Je me souviens avoir vu passer Ion relativement tôt (je suis presque sûre que c'était avant Ion 2), et avoir conclu que je n'étais pas du tout prête à laisser le contrôle de la taille et du placement des fenêtres à un gestionnaire de fenêtre. J'étais donc déjà exposée au concept de tiling window manager, avant même d'en connaître le nom, et je l'avais rejeté après lui avoir donné une chance honnête.

La transition indolore vers PekWM

Ce n'est pas de gaité de cœur que je me suis accrochée à PWM 1, je n'ai juste pas pu trouver d'alternative supportable. J'étais suffisamment néophyte quand je suis passée PWM pour que ma façon de penser l'informatique (au moins dans un contexte Unix) se structure autour de la hiérarchie bureau, fenêtre, client, fenêtre de screen ou tmux. Et j'y ai passé suffisamment de temps pour ne plus pouvoir m'organiser sereinement avec moins de niveaux hiérarchiques.

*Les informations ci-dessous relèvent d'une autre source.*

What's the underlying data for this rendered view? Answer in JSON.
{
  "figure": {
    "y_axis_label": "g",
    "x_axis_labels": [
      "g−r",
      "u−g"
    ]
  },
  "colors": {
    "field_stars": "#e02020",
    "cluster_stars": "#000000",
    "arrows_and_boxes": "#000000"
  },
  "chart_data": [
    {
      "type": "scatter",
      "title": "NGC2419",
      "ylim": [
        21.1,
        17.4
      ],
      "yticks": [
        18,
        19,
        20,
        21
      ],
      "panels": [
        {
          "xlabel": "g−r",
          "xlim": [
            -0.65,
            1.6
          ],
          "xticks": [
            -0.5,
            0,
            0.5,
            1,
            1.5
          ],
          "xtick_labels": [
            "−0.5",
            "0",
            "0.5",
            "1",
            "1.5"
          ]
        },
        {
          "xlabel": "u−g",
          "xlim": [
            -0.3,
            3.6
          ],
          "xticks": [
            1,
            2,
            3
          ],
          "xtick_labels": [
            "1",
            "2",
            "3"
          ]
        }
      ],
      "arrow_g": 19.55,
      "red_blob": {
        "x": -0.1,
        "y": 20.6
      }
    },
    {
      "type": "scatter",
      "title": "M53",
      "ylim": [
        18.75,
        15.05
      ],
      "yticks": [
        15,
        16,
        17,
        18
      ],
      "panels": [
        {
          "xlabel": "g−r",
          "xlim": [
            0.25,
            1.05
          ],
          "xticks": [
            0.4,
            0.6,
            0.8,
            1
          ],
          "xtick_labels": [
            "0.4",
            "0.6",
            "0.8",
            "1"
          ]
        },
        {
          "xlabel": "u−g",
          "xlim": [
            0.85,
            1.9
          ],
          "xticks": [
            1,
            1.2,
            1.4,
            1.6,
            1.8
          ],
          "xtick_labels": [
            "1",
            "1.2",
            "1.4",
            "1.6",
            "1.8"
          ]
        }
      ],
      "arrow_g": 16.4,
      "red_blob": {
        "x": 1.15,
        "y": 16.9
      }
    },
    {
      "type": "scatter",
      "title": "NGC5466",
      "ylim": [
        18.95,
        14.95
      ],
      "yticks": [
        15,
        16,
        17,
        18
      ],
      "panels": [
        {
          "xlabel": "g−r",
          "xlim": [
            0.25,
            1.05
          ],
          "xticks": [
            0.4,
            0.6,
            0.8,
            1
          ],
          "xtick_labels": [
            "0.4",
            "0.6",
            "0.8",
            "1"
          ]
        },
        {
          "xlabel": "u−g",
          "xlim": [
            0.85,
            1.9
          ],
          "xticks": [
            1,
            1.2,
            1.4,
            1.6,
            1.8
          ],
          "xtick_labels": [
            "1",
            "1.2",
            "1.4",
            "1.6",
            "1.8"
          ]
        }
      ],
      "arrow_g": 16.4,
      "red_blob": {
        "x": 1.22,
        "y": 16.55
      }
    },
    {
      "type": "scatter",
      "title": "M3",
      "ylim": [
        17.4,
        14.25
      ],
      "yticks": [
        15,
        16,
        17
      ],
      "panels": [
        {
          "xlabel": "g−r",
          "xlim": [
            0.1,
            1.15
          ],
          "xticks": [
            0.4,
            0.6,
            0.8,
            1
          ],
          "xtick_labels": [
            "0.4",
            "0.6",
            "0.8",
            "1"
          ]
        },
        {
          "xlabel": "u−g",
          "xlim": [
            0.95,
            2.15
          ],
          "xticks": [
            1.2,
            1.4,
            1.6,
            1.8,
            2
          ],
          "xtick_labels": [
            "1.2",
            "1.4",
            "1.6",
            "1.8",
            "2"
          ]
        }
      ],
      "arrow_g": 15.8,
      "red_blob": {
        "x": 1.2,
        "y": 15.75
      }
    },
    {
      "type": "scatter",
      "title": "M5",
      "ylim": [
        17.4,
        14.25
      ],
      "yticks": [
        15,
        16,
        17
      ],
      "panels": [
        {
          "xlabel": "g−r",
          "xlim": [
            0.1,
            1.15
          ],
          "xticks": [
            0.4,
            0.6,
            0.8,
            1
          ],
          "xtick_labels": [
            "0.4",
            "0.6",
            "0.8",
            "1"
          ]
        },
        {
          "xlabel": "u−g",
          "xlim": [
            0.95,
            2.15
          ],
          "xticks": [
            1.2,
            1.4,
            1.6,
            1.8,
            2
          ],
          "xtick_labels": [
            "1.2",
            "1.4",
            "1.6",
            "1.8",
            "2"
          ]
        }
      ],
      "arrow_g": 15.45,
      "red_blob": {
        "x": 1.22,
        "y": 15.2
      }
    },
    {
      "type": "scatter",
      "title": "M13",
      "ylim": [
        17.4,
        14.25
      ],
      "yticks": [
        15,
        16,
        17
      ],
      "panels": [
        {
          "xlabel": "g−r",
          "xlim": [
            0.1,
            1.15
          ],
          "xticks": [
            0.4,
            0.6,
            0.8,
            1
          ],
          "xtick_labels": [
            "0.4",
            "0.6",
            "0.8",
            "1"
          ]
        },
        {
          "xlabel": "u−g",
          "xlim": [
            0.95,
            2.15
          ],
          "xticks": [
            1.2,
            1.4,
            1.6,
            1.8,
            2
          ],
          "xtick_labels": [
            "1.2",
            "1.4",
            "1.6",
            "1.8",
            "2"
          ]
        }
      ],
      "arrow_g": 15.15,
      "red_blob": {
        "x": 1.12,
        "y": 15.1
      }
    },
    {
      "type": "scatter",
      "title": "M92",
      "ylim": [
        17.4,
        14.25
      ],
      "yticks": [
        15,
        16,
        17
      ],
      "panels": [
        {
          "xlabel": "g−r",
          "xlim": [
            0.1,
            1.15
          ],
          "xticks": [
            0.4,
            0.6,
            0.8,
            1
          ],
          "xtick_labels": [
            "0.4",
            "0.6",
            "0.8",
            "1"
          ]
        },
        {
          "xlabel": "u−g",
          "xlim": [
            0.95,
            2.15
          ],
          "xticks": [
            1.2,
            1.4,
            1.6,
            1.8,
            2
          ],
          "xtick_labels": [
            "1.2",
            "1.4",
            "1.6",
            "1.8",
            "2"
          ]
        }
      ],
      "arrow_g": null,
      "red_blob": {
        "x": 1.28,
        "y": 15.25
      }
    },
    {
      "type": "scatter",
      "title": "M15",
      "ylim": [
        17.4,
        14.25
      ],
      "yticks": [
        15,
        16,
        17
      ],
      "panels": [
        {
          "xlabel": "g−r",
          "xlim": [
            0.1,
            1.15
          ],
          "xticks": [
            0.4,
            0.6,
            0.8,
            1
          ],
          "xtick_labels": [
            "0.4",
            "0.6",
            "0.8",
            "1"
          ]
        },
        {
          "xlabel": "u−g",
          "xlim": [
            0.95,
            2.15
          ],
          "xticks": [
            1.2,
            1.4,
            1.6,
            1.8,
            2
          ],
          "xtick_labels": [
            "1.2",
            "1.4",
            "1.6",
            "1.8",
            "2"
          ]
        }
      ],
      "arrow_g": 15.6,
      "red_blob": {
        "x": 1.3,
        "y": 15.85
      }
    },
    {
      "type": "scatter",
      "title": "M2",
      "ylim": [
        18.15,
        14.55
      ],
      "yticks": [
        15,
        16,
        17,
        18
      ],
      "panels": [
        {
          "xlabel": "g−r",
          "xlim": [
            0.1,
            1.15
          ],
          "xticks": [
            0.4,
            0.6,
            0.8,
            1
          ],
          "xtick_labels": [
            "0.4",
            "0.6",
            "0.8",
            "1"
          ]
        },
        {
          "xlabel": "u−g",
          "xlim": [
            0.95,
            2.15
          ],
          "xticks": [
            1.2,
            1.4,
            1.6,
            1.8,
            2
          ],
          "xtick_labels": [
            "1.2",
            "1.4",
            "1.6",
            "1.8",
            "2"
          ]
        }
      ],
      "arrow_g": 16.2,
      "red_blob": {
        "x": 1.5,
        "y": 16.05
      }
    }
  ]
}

Il y avait bien Fluxbox, mais je n'ai jamais pu supporter la redondance d'avoir à la fois une barre de titre et des onglets, et je crois que les raccourcis clavier manquaient de fonctions que j'utilisais au quotidien.

Je ne sais pas trop comment j'ai raté PekWM pendant tout ce temps, et je ne me souviens plus du tout comment je l'ai découvert, ni même si c'est moi qui l'ai découvert.

Je me souviens juste que j'ai résisté un moment parce que ça me faisait gravement ch*er de refaire une configuration à partir de rien, sans avoir la garantie que toutes les fonctions dont j'ai besoin seront disponibles. J'imagine que j'ai été échaudée par trop de tentatives de passer à Fluxbox.

Je ne suis passée à PekWM que grâce aux efforts de _FrnchFrgg_, que je ne remercierai jamais assez, parce qu'il a pris sur lui de fabriquer une configuration clé-en-main, que j'avais juste à recopier chez moi, pour me retrouver avec un PekWM parfaitement équivalent au PWM précédent.

Je n'ai aucun souvenir de quand ce passage s'est passé, comme je n'en retrouve aucune trace j'imagine que ça date d'avant ma dernière grosse perte de données, en juin 2008.

Et début 2023, j'étais encore sous PekWM, avec la même configuration. De quoi amortir les efforts qui ont été investis dans sa mise au point !

Dans l'intervalle, j'ai eu le temps de voir l'auteur disparaitre, me lamenter que PekWM suivait le même chemin que PWM, le retour de l'auteur, et le retour des doutes sur la vivacité du projet.

Les petites évolutions du bureau historique

Maintenant que j'ai bien raconté l'histoire, il est temps de sortir les screenshots !

Capture d'écran de 2008

Voici ci-contre la plus ancienne capture d'écran que j'ai pu retrouver, fin juin 2008, qui était censée illustrer un problème de lenteur de DNS : le ping de gauche commence immédiatement, alors que celui de droite fait d'abord la résolution DNS, qui a visiblement pris environ 44 secondes.

On retrouve les éléments perpétuels de mon travail sur écran : des terminaux de taille fixe, alignés dans le coin supérieur gauche, et la zone à droite et en dessous laissée plus ou moins vide.

J'ai pendant très très longtemps utilisé rxvt-unicode en fausse semi-transparence (c'est-à-dire qu'il n'est pas vraiment transparent, il reprend juste le fond d'écran, donc une fenêtre derrière le terminal serait quand même masquée complètement), avec un fond d'écran en image de synthèse, attrapée sur DeviantArt (qui a bien changé depuis).

J'ai aussi utilisé pendant longtemps une horloge et un top empruntés à WindowMaker, qu'on peut voir déjà sur cette capture.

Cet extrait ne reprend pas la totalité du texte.